Story by: Luke Kawa | Bloomberg
The U.S. labor market just sneezed, so Canada might catch a cold.
Friday’s non-farm payrolls report, which came in at its lowest level since 2010, suggests there’s cause for concern that what Canada’s central bank saw as transitory weakness caused by wildfires in Alberta will prove more enduring.
In its May 25 statement, the Bank of Canada cited U.S. employment trends as one of the factors pointing to a return to solid growth for the nation’s most important trading partner. Employment growth of 38,000 jobs for the U.S. in May is 3,000 fewer jobs than Canada added in March, according to the Labor Force Survey.
The central bank argues a sufficient increase in Canadian exports will prompt business to invest more, expediting a re-balancing of growth away from indebted households to more sustainable drivers. Canada’s top two exports are oil and autos, the first of which is tied to global gasoline demand and the latter to U.S. consumers, reinforcing the view that America’s economic engine is also, to a certain extent, Canada’s.
Financial markets reacted immediately to the deterioration in U.S. job growth and the implications for its northern neighbor. The implied odds of a Bank of Canada rate cut by the end of 2016 surging to 30 percent in the aftermath of the report, from 14 percent Thursday. Bank of Canada Governor Stephen Poloz has indicated that it would take a “significant” negative shock to provoke another rate cut.
“In the event that either U.S. growth or exports disappoint further, it will fall to a stretched consumer and housing market to sustain momentum,” said David Tulk, Head of Global Macro Strategy at TD Securities in Toronto.
Given the U.S. focus of the weakness of Friday’s data, the Canadian dollar advanced sharply against the greenback.
A stronger loonie makes exports less attractive to foreigners and cheaper for Canadians to import goods from abroad. As such, these foreign exchange fluctuations are supportive of the type of trade report Canada received in April, in which import volumes rose by more than export shipments — a negative for real economic growth.
“The Bank of Canada should be more cautious with respect to what is happening on the trade side of the picture than it has let on to date and more cautious toward the currency in light of reduced probabilities that the Fed will provide an assist to Canada through the dollar,” Derek Holt, Scotiabank Vice-President of Economics, wrote in a note to clients.

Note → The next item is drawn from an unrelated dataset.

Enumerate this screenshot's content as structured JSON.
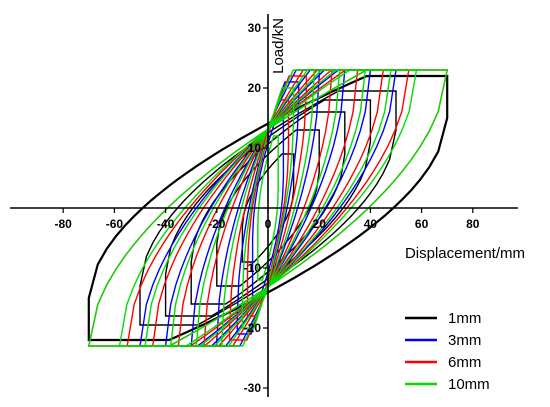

This backdrop warrants, at minimum, a “long pause” by Poloz, said Holt.
While it’s far from his base case, CIBC World Markets Chief Economist Avery Shenfeld acknowledged that there is a risk the yawning gap between solid payroll growth and weak economic growth for the U.S. in the first quarter could be resolved by anemic job growth rather than an uptick in output growth.
“The clouds on the U.S. outlook after today’s data are therefore a reason to worry about an extension of Canadian Q2 softness into the second half,” he cautioned. “But the clouds are not yet dark enough to hit the panic button.”